Short Man's wife (you're going to love this...Short Woman)meanwhile, suffers from insommnia and has become addicted to a late night phone-in TV show in which a supposed doctor in a dodgy fez (Matthew Dunster) dispenses advice to the sleep deprived. Tall Woman, luckily married to Tall Man, translates pulp Westerns and wears a really nice pair of trousers, while being creeped out by neighbourly visits from Short Man and developing an extra-marital relationship with, unseen, Hat Man. Tall Man becomes increasingly dominated by Short Man, and Short Woman having discovered the real basis for the friendship between the two men shifts from victim to aggressor, demanding the last dance of him at her husband's birthday party, after rejecting Tall Woman's offer of joining her and Hat Man on the last stage-coach out of town.

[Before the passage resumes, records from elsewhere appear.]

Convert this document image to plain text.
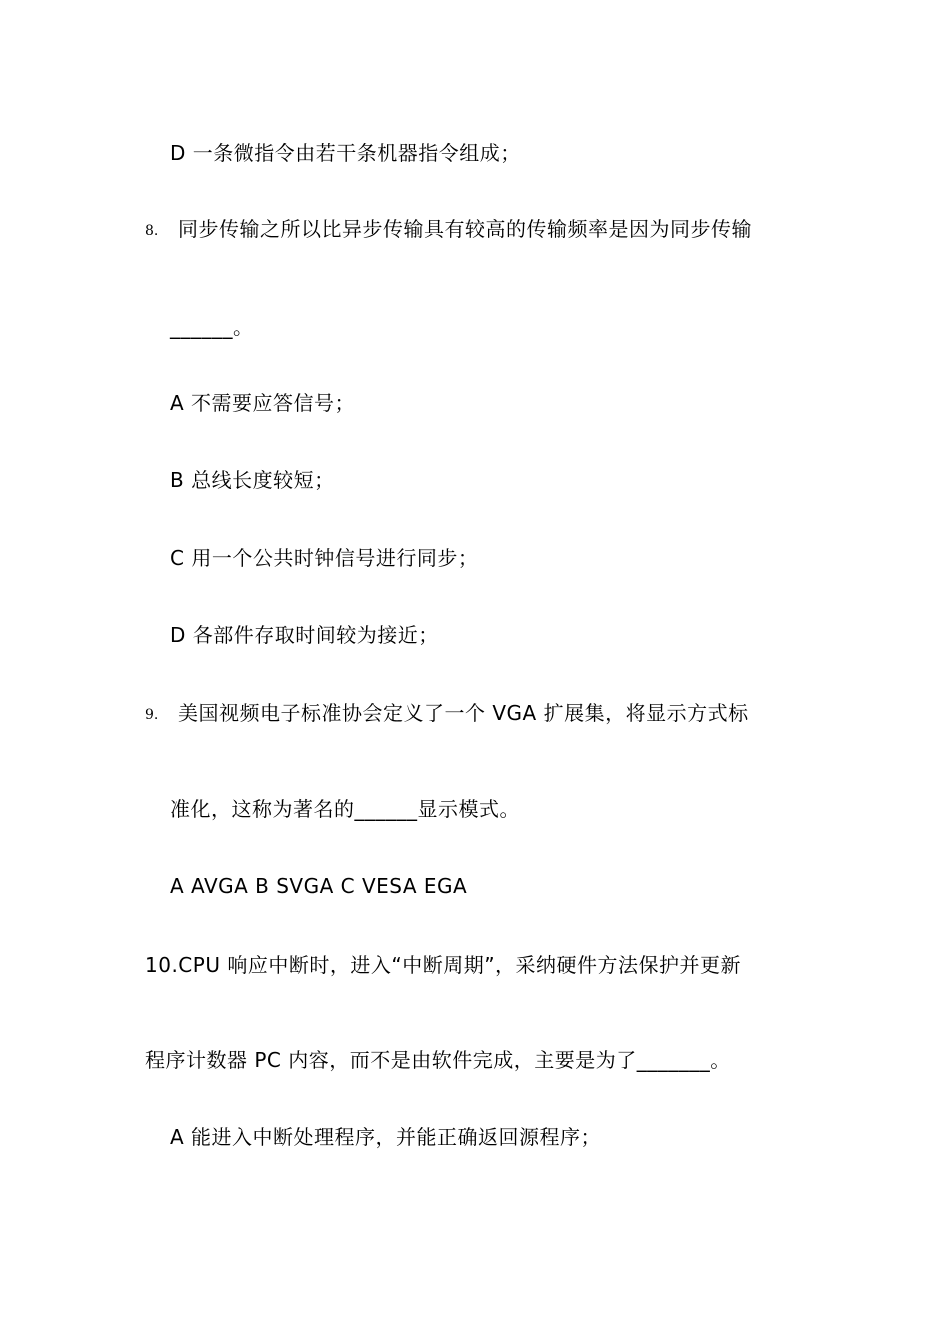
D 一条微指令由若干条机器指令组成；
8. 同步传输之所以比异步传输具有较高的传输频率是因为同步传输
______。
A 不需要应答信号；
B 总线长度较短；
C 用一个公共时钟信号进行同步；
D 各部件存取时间较为接近；
9. 美国视频电子标准协会定义了一个 VGA 扩展集，将显示方式标
准化，这称为著名的______显示模式。
A AVGA B SVGA C VESA EGA
10.CPU 响应中断时，进入“中断周期”，采纳硬件方法保护并更新
程序计数器 PC 内容，而不是由软件完成，主要是为了_______。
A 能进入中断处理程序，并能正确返回源程序；
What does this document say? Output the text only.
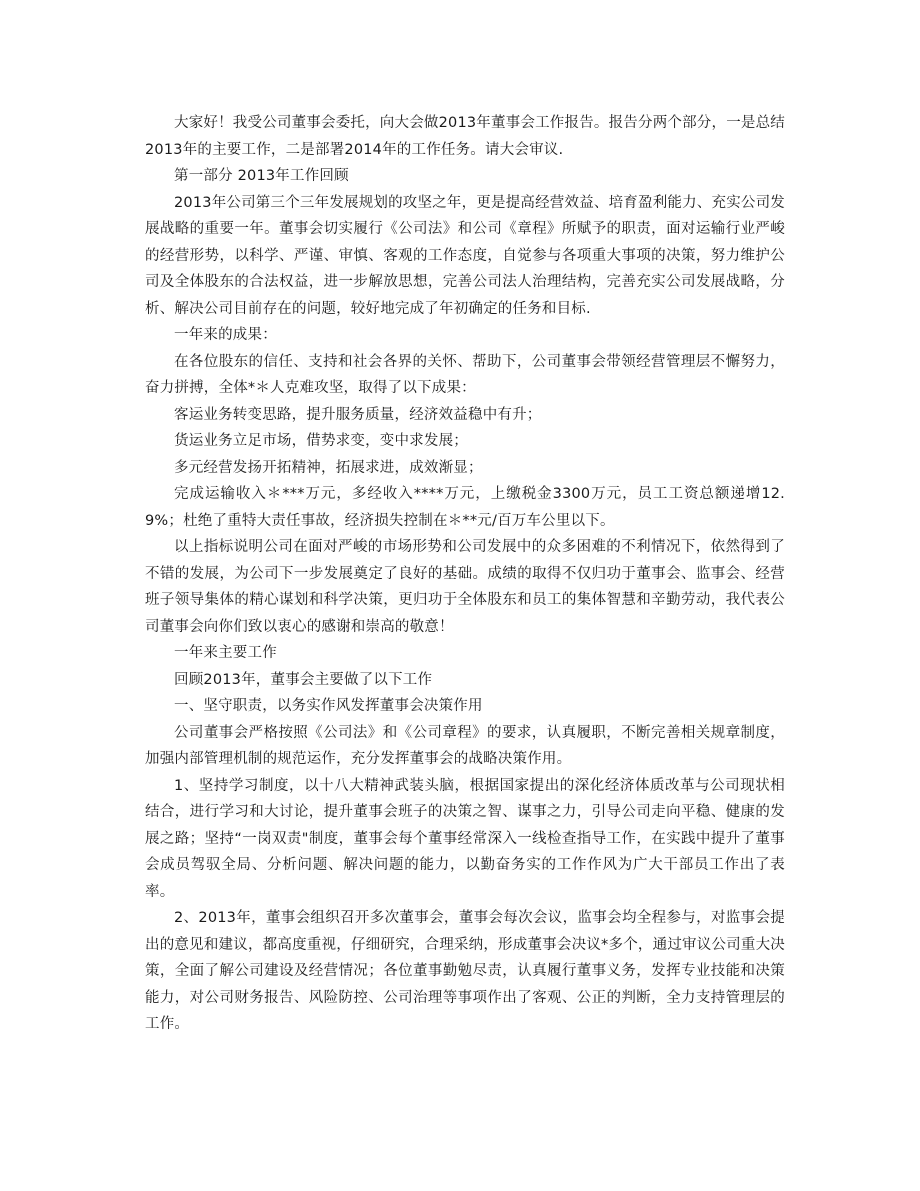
大家好！我受公司董事会委托，向大会做2013年董事会工作报告。报告分两个部分，一是总结2013年的主要工作，二是部署2014年的工作任务。请大会审议.

第一部分 2013年工作回顾

2013年公司第三个三年发展规划的攻坚之年，更是提高经营效益、培育盈利能力、充实公司发展战略的重要一年。董事会切实履行《公司法》和公司《章程》所赋予的职责，面对运输行业严峻的经营形势，以科学、严谨、审慎、客观的工作态度，自觉参与各项重大事项的决策，努力维护公司及全体股东的合法权益，进一步解放思想，完善公司法人治理结构，完善充实公司发展战略，分析、解决公司目前存在的问题，较好地完成了年初确定的任务和目标.

一年来的成果：

在各位股东的信任、支持和社会各界的关怀、帮助下，公司董事会带领经营管理层不懈努力，奋力拼搏，全体*＊人克难攻坚，取得了以下成果：

客运业务转变思路，提升服务质量，经济效益稳中有升；

货运业务立足市场，借势求变，变中求发展；

多元经营发扬开拓精神，拓展求进，成效渐显；

完成运输收入＊***万元，多经收入****万元，上缴税金3300万元，员工工资总额递增12.9%；杜绝了重特大责任事故，经济损失控制在＊**元/百万车公里以下。

以上指标说明公司在面对严峻的市场形势和公司发展中的众多困难的不利情况下，依然得到了不错的发展，为公司下一步发展奠定了良好的基础。成绩的取得不仅归功于董事会、监事会、经营班子领导集体的精心谋划和科学决策，更归功于全体股东和员工的集体智慧和辛勤劳动，我代表公司董事会向你们致以衷心的感谢和崇高的敬意！

一年来主要工作

回顾2013年，董事会主要做了以下工作

一、坚守职责，以务实作风发挥董事会决策作用

公司董事会严格按照《公司法》和《公司章程》的要求，认真履职，不断完善相关规章制度，加强内部管理机制的规范运作，充分发挥董事会的战略决策作用。

1、坚持学习制度，以十八大精神武装头脑，根据国家提出的深化经济体质改革与公司现状相结合，进行学习和大讨论，提升董事会班子的决策之智、谋事之力，引导公司走向平稳、健康的发展之路；坚持“一岗双责"制度，董事会每个董事经常深入一线检查指导工作，在实践中提升了董事会成员驾驭全局、分析问题、解决问题的能力，以勤奋务实的工作作风为广大干部员工作出了表率。

2、2013年，董事会组织召开多次董事会，董事会每次会议，监事会均全程参与，对监事会提出的意见和建议，都高度重视，仔细研究，合理采纳，形成董事会决议*多个，通过审议公司重大决策，全面了解公司建设及经营情况；各位董事勤勉尽责，认真履行董事义务，发挥专业技能和决策能力，对公司财务报告、风险防控、公司治理等事项作出了客观、公正的判断，全力支持管理层的工作。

It's about neediness and alienation and there are quite alot of hats in it. It's billed as a satire, but of what? Neighbours are hell, and Randy Newman got it right about short people? Ben Stiller's underrated 1996 film The Cable Guy has a much darker portrait of friendship and blackmail delivered chillingly by Jim Carrey, the best thing he's ever done.

On a wall there's a poster of a theatrical performance starring Karen Carpenter, which led to thoughts that reports of the death of the seventies superstar may have been greatly exaggerated.

Best moment of the piece, the blinking marmoset-type creatures in the zoo created by Matthew Walker's animation, and out of the corner of my eye the sight of Samuel West resting his head on his partner's shoulder seeming as close to sleep as Short Woman was as far.

The programme notes interestingly that Nocturnal was originally commissioned by The Royal Court, but didn't play there.